23. Februar 2023, 16:49 Uhr

Bei der Bewirtschaftung des Stadtwalds hat Meiningen auf das "Lübecker Modell" umgestellt: Dabei werden zehn Prozent der Fläche stillgelegt, also nicht weiter aktiv bewirtschaftet. Stattdessen wird beobachtet, welche Bäume dort von alleine wachsen, um diese Arten dann möglicherweise im bewirtschafteten Teil zu pflanzen. Angesichts des Klimawandels verspricht sich die Stadt davon künftig nicht nur einen ökologischen, sondern auch einen wirtschaftlichen Mehrwert.

Vor uns liegt ein Stück Wald im Meininger Ortsteil Dreißigacker, auf dem der Borkenkäfer deutlich seine Spuren hinterlassen hat. Geblieben sind ein paar hochgewachsene, jedoch abgestorbene Fichten. Zwischen viel totem Holz gibt es am Boden aber auch neues Leben in Form einiger Schwarzdornbüsche: "Normalerweise hätte man hier jetzt, noch bevor der Schwarzdorn gewachsen wäre, neue Bäume angepflanzt", sagt Sebastian Dummer, der sich als Forstwirtschaftsmeister um den Meininger Stadtwald kümmert.

Teile des Waldes komplett der Natur überlassen

Stattdessen wurde das Waldstück, wie insgesamt zehn Prozent des rund 1.900 Hektar großen Kommunalwalds, im Zuge der neuen Waldumbau-Strategie still gelegt. Das bedeutet: Die Fläche wird nicht mehr bewirtschaftet, sondern - abgesehen von der Jagd - wieder komplett der Natur überlassen, um daraus später zu lernen. Ziel ist, mit der Natur als ungetrübtes Vorbild für einen gesunden Wald, Blaupausen für den Umgang mit den Wirtschaftswaldflächen zu schaffen. Die Beobachtungsflächen heißen daher auch "Referenzflächen".

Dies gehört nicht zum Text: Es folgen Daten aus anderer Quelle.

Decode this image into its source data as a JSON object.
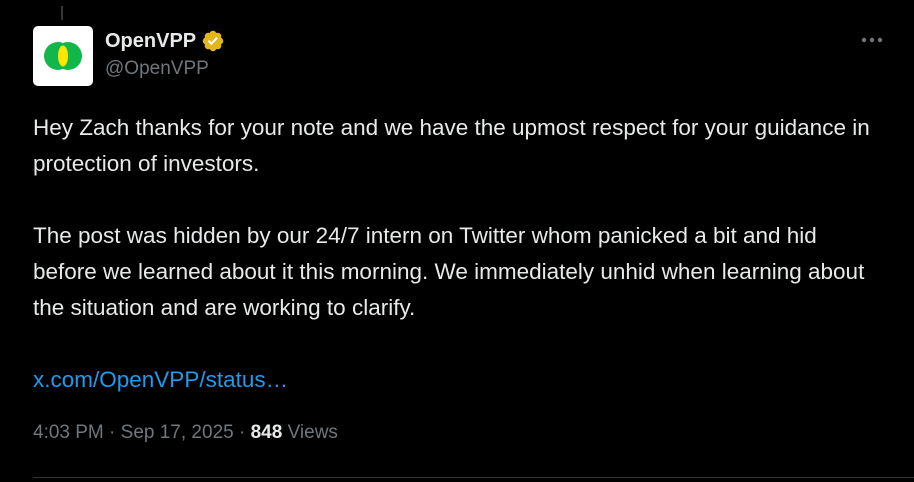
{
  "author": {
    "display_name": "OpenVPP",
    "handle": "@OpenVPP",
    "verified_badge": "gold-verified-badge-icon",
    "avatar": "openvpp-logo"
  },
  "tweet": {
    "paragraph_1": "Hey Zach thanks for your note and we have the upmost respect for your guidance in protection of investors.",
    "paragraph_2": "The post was hidden by our 24/7 intern on Twitter whom panicked a bit and hid before we learned about it this morning.  We immediately unhid when learning about the situation and are working  to clarify.",
    "link": "x.com/OpenVPP/status…"
  },
  "meta": {
    "time": "4:03 PM",
    "separator_1": " · ",
    "date": "Sep 17, 2025",
    "separator_2": " · ",
    "views_count": "848",
    "views_label": " Views"
  },
  "icons": {
    "more": "more-options-icon"
  },
  "colors": {
    "background": "#000000",
    "text": "#e7e9ea",
    "secondary_text": "#71767b",
    "link": "#1d9bf0",
    "verified_gold": "#e2b719",
    "logo_green": "#12b64a"
  }
}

Stillgelegter Teil des Sadtwaldes Meiningen
Dieser stilllegte Teil im Stadtwald Meiningen ist zwar noch kahl vom Borkenkäfer, aber junge Bäume und Schwarzdorn-Sträucher erobern die Fläche bereits. Bildrechte: MDR/Marlene Drexler

Ziel: Wald gegen Klimawandel wappnen

Einen Teil des Waldes stillzulegen, ist ein zentraler Baustein des sogenannten "Lübecker Modells", für das sich die Stadt Meiningen im Kampf gegen den Klimawandel entschieden hat. Dahinter verbirgt sich ein Konzept, das den Wald als effektiven Klimaschützer und Erholungsort genauso sichern will wie als gewinnbringende Einnahmequelle. Die Prinzipien gehen auf ein schon in den 1980er-Jahren im Lübecker Stadtwald etabliertes Modell zurück, das auf naturnahe Waldnutzung mit minimalen forstwirtschaftlichen Eingriffen setzt.

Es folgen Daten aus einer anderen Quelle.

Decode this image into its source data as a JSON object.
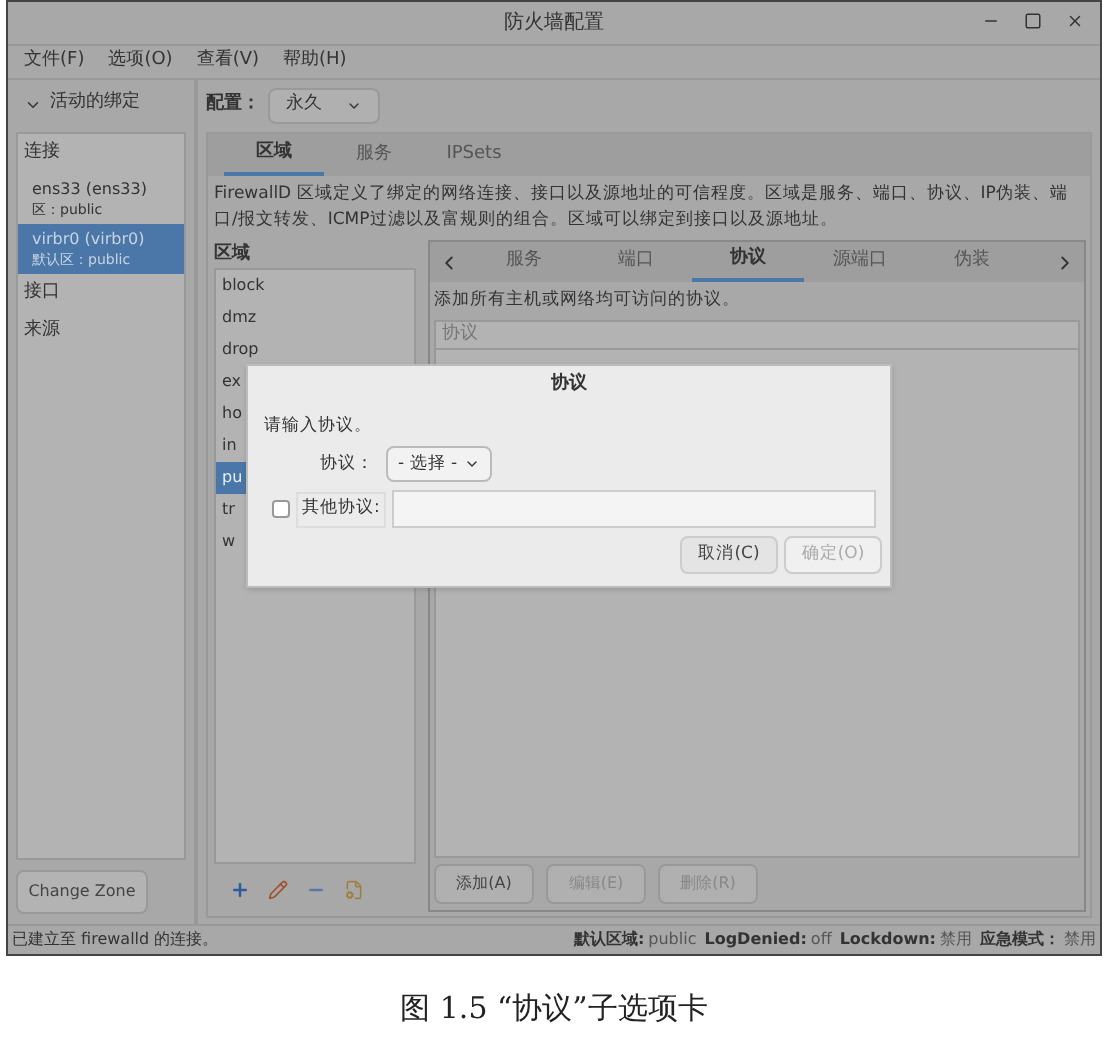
{
  "window": {
    "title": "防火墙配置"
  },
  "menu": [
    {
      "label": "文件(F)"
    },
    {
      "label": "选项(O)"
    },
    {
      "label": "查看(V)"
    },
    {
      "label": "帮助(H)"
    }
  ],
  "sidebar": {
    "header": "活动的绑定",
    "expanded": true,
    "items": [
      {
        "kind": "heading",
        "label": "连接"
      },
      {
        "kind": "item",
        "label": "ens33 (ens33)",
        "sub": "区：public",
        "selected": false
      },
      {
        "kind": "item",
        "label": "virbr0 (virbr0)",
        "sub": "默认区：public",
        "selected": true
      },
      {
        "kind": "heading",
        "label": "接口"
      },
      {
        "kind": "heading",
        "label": "来源"
      }
    ],
    "button": "Change Zone"
  },
  "config": {
    "label": "配置：",
    "value": "永久"
  },
  "tabs": [
    {
      "label": "区域",
      "selected": true
    },
    {
      "label": "服务",
      "selected": false
    },
    {
      "label": "IPSets",
      "selected": false
    }
  ],
  "description": "FirewallD 区域定义了绑定的网络连接、接口以及源地址的可信程度。区域是服务、端口、协议、IP伪装、端口/报文转发、ICMP过滤以及富规则的组合。区域可以绑定到接口以及源地址。",
  "zones": {
    "heading": "区域",
    "items": [
      {
        "label": "block",
        "selected": false
      },
      {
        "label": "dmz",
        "selected": false
      },
      {
        "label": "drop",
        "selected": false
      },
      {
        "label": "ex",
        "selected": false
      },
      {
        "label": "ho",
        "selected": false
      },
      {
        "label": "in",
        "selected": false
      },
      {
        "label": "pu",
        "selected": true
      },
      {
        "label": "tr",
        "selected": false
      },
      {
        "label": "w",
        "selected": false
      }
    ]
  },
  "subtabs": [
    {
      "label": "服务",
      "selected": false
    },
    {
      "label": "端口",
      "selected": false
    },
    {
      "label": "协议",
      "selected": true
    },
    {
      "label": "源端口",
      "selected": false
    },
    {
      "label": "伪装",
      "selected": false
    }
  ],
  "protocols": {
    "hint": "添加所有主机或网络均可访问的协议。",
    "column": "协议",
    "buttons": [
      {
        "label": "添加(A)",
        "disabled": false
      },
      {
        "label": "编辑(E)",
        "disabled": true
      },
      {
        "label": "删除(R)",
        "disabled": true
      }
    ]
  },
  "dialog": {
    "title": "协议",
    "prompt": "请输入协议。",
    "protocol_label": "协议：",
    "protocol_value": "- 选择 -",
    "other_label": "其他协议:",
    "other_checked": false,
    "buttons": [
      {
        "label": "取消(C)",
        "disabled": false
      },
      {
        "label": "确定(O)",
        "disabled": true
      }
    ]
  },
  "status_bar": {
    "left": "已建立至 firewalld 的连接。",
    "items": [
      {
        "key": "默认区域:",
        "value": "public"
      },
      {
        "key": "LogDenied:",
        "value": "off"
      },
      {
        "key": "Lockdown:",
        "value": "禁用"
      },
      {
        "key": "应急模式：",
        "value": "禁用"
      }
    ]
  },
  "caption": "图 1.5 “协议”子选项卡"
}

Der Stadtrat in Meiningen hat schon 2019 den Weg für diese neue Art der Bewirtschaftung des Kommunalwalds freigemacht und sich damit auch für das "Naturlandzertifikat" qualifiziert. Jetzt wurden die Flächen, die stillgelegt werden, endgültig festgelegt und Wald-Entwicklungsziele für die nächsten zehn Jahre aufgestellt.

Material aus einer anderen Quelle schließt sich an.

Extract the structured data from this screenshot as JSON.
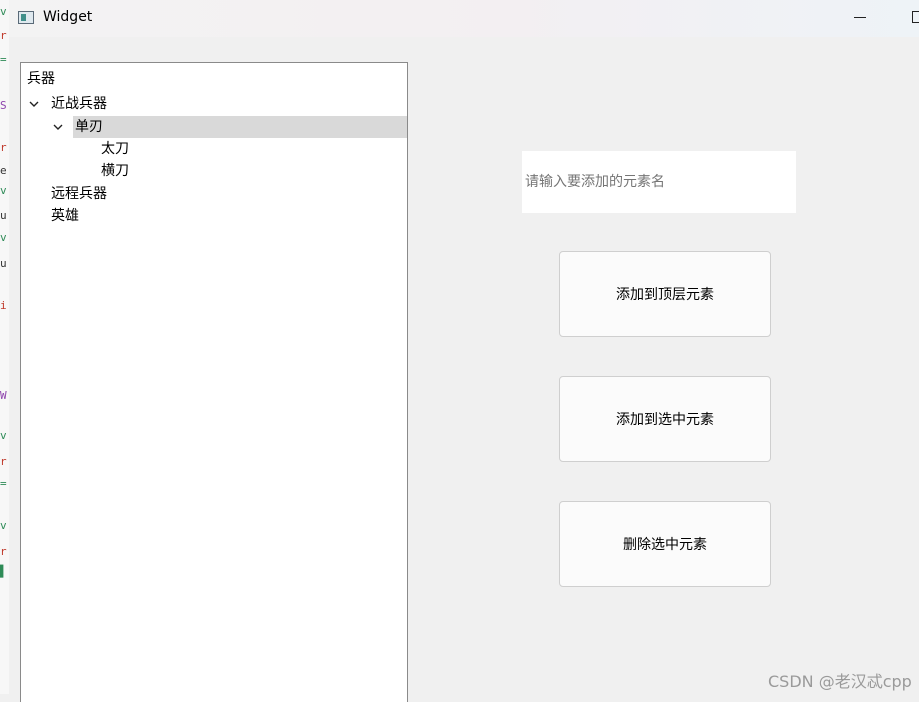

Natürliche Wald-Entwicklung beobachten

"Welche Baumarten setzten sich von alleine durch, trotz der Wetterkapriolen, die wir in den vergangenen Jahren hatten?" Dieser Frage will Sebastian Dummer in den nächsten Jahren mit Hilfe der stillgelegten Flächen nachgehen. Die Erkenntnisse will der Forstwirtschaftsmeister dann auf die Wirtschaftsflächen anwenden.

Für ihn ist es eine Möglichkeit herauszufinden, auf welche Baumarten man in Zukunft setzen sollte. Auf gut Glück andere Baumarten zu pflanzen, in der Hoffnung, sie kämen besser klar mit durch den Klimawandel bedingten Stress - wie Dürre, Hitze und Borkenkäferbefall -, sei für ihn "Baumbingo". Die Beobachtungsflächen dagegen seien belastbare Wegweiser für einen Wald der Zukunft.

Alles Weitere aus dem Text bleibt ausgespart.